In honor of women’s history month, we’re sitting down with Dr. Jessica Wilkerson, a WVU professor in the Department of History and an award-winning researcher whose work has focused on Appalachia, women, and the labor and working class in 20th century America. We’ll talk with Dr. Wilkerson about how Appalachian women acted as leaders and soldiers in a grassroots war on poverty, and how the resilience of these Appalachian women over time has left a lasting impact in our communities today.
Wilkerson’s first book, To Live Here, You Have to Fight: How Women Led Appalachian Movements for Social Justice, traces the alliances forged and the grassroots movements led by women in the Appalachian South in the 1960s and 1970s. The book received Honorable Mention from the Philip Taft Prize in Labor and Working-Class History, and the dissertation on which it was based won the OAH Lerner-Scott Prize and the Labor and Working-Class History’s Herbert Gutman Prize.
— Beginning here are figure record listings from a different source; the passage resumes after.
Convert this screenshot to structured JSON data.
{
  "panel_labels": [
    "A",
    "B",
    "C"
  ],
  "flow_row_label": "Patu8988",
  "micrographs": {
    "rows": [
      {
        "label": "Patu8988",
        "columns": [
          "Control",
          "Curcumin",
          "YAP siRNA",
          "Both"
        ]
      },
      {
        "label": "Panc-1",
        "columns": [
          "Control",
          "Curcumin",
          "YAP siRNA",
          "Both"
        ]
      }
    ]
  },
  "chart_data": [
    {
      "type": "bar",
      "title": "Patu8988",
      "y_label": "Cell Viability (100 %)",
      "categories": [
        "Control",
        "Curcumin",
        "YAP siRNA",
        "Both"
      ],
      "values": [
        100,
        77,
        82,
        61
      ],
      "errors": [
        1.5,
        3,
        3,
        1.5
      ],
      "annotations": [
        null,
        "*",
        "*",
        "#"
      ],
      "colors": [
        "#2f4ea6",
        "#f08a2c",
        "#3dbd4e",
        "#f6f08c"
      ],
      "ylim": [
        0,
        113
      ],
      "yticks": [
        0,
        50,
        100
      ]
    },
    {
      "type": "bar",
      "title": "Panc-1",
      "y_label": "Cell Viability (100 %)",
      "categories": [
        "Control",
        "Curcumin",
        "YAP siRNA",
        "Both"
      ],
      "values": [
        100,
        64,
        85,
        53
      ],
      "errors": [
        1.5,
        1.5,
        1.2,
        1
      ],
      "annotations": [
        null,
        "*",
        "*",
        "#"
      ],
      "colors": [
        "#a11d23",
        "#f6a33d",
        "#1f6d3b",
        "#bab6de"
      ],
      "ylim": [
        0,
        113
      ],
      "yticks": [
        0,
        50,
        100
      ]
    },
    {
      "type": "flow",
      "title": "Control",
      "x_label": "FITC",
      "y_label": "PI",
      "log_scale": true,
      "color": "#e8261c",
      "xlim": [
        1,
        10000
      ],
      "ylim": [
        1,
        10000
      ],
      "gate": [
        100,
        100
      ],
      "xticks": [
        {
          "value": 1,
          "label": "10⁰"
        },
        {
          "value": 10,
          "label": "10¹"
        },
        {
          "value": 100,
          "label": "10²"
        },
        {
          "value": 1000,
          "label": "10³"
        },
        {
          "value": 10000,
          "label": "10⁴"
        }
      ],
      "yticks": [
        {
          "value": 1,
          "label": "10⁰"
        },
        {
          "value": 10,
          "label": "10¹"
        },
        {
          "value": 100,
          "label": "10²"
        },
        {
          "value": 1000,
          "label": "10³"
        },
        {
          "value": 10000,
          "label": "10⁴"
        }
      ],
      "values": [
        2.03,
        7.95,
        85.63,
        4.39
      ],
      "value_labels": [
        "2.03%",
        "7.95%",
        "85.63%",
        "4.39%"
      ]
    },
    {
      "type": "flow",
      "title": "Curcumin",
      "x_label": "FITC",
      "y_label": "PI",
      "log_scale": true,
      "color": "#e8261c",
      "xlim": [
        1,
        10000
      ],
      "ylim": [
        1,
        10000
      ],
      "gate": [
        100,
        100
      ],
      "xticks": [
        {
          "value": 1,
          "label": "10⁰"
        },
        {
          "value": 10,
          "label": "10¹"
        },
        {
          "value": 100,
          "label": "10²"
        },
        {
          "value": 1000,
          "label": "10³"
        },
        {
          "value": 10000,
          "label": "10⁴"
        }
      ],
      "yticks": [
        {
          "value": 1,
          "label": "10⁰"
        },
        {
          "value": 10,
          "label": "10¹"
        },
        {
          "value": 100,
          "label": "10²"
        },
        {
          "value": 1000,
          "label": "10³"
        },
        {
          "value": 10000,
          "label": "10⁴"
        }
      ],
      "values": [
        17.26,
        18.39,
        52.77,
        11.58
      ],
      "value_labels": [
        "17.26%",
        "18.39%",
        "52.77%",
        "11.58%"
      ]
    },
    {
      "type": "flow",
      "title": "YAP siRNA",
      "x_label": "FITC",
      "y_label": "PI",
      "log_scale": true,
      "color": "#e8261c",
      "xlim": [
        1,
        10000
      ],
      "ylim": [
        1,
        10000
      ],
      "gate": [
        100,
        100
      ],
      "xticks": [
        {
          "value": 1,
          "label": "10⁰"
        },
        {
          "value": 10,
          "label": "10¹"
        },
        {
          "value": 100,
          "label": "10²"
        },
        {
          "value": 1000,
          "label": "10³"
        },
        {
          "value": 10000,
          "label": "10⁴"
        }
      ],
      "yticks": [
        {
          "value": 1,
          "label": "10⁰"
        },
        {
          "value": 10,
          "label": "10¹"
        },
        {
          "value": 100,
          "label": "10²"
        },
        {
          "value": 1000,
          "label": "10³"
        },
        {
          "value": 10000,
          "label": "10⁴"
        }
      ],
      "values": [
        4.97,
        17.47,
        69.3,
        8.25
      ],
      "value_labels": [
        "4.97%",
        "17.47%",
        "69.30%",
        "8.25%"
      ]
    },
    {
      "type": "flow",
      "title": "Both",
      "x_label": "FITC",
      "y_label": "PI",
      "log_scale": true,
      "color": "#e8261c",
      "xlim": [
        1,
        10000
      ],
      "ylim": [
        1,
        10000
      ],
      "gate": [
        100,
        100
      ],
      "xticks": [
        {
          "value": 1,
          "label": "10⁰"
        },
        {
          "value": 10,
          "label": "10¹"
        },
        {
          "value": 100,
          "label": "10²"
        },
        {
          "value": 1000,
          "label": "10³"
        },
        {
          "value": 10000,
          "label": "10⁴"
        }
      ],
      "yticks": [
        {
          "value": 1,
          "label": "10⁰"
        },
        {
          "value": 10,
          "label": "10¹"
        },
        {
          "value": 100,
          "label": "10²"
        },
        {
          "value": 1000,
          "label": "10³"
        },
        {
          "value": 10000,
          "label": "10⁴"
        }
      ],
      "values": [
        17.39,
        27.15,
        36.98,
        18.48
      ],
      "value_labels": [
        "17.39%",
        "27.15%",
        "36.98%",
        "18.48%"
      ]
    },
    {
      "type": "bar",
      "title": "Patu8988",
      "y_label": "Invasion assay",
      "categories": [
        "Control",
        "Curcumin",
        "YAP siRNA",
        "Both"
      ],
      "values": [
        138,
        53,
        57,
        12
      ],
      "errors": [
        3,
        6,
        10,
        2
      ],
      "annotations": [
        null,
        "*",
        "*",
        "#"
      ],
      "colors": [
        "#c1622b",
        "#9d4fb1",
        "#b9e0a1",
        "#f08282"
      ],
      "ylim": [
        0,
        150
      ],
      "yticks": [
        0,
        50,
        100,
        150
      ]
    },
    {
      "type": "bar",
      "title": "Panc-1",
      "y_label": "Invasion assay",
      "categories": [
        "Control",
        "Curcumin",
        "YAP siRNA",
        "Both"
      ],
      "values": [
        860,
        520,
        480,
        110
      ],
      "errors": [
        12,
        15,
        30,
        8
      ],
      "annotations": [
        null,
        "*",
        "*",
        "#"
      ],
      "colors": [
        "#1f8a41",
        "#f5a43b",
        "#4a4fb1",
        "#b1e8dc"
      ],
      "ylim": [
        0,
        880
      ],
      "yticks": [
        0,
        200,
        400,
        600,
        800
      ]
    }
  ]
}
Dr. Wilkerson has collaborated on several oral history and public history projects, including the Long Women's Movement Project at the Southern Oral History Program, the Invisible Histories Project-Mississippi to document LGBTQ+ history in Mississippi, and the Black Families of Yalobusha County, MS Oral History Project at the University of Mississippi. She looks forward to continuing community-engaged collaborations and projects at WVU.
In her next book project, In Sisterhood, In Struggle, Dr. Wilkerson explores the understudied yet expansive women's movements throughout the South and Appalachia from the 1960s through the 1990s. Along with scholarly projects, she has written regularly for popular media outlets including 100 Days in Appalachia, Boston Review, NPR, Rewire News, Washington Post, and Longreads.